Ich bin leider nicht körperlich gesund. Ich bin chronisch krank, habe einen GdB von 60, hatte innerhalb von 2 Jahren 5 teils schwere Operationen. Im Grunde hat das alles ins Rollen gebracht, denke ich. Mir ging es so lange körperlich echt dreckig, aber ich hatte einfach riesige Probleme damit, mir Hilfe zu suchen. Bis es irgendwann einfach nicht mehr ging. Ich konnte nicht mehr, hatte solche Schmerzen.
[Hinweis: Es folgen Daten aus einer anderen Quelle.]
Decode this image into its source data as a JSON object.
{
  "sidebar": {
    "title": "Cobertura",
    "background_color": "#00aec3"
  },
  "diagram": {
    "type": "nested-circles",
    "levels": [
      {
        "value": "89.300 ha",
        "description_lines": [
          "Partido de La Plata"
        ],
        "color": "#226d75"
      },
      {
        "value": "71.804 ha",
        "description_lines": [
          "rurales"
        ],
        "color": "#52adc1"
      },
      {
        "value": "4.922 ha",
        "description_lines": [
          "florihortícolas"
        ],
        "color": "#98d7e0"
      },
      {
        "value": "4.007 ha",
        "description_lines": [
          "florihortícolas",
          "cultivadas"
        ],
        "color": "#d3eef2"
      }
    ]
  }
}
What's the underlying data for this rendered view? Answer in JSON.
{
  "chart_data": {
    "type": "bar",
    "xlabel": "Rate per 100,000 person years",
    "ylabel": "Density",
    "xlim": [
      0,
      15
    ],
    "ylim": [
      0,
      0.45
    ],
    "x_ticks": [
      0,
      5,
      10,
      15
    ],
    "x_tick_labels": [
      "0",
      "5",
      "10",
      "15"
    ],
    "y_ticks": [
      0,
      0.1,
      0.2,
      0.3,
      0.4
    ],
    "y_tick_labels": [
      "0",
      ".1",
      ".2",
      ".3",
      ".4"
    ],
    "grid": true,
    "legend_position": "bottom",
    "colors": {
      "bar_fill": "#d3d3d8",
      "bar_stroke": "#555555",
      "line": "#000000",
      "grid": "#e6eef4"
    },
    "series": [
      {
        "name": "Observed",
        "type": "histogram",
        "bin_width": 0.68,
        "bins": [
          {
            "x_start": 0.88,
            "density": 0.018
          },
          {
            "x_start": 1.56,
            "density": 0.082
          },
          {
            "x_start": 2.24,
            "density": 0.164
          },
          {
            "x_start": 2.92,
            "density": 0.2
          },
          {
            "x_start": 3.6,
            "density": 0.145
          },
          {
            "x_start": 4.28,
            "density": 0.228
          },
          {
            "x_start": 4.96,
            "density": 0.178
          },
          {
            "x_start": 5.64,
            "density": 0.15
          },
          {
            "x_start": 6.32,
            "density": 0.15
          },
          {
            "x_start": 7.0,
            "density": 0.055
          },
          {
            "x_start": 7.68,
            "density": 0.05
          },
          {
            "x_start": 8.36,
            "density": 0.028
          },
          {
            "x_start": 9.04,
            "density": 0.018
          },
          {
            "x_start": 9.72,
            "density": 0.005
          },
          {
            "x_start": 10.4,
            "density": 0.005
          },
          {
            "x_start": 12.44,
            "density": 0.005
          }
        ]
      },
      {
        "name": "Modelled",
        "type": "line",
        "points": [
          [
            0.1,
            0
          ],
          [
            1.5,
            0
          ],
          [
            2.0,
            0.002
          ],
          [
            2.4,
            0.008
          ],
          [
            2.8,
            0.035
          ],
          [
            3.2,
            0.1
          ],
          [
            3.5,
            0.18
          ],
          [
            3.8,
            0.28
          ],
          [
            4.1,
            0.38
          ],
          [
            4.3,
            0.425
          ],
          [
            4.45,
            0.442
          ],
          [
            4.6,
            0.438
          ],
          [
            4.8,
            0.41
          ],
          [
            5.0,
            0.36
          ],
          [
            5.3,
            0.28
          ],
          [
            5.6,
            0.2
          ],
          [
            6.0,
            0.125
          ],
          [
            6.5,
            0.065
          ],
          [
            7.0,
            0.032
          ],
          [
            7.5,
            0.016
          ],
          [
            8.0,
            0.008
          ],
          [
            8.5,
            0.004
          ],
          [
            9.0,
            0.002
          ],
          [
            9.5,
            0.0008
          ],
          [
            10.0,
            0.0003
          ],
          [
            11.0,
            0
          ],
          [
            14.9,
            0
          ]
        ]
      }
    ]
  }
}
In einer Reha hatte ich dann mehrere Gespräche mit einer Psychologin, die mir eine Therapie nahegelegt hat. Meine Hausärztin hatte schon Jahre vorher vergeblich versucht, mich zu einer zu überreden. Dabei wusste sie nichts von meiner Kindheit. Sie hat mich einfach nur erlebt und gedacht, mit mir stimmt etwas nicht. Noch in der Reha habe ich dann Therapeuten abtelefoniert und schließlich einen gefunden. Der hat mich dann in der dritten probatorischen Sitzung abgelehnt, weil er meinte, mir nicht helfen zu können. VT sei nicht geeignet. War dann bei einem TFPler, der mir gleich zu Anfang gesagt hat, eine PA sei besser geeignet, wegen der höheren Stundenzahl. Genommen hat er mich trotzdem. Bei ihm war ich etwa ein Jahr. Inzwischen mache ich eine PA mit drei Wochenstunden. Und ich bin dankbar dafür.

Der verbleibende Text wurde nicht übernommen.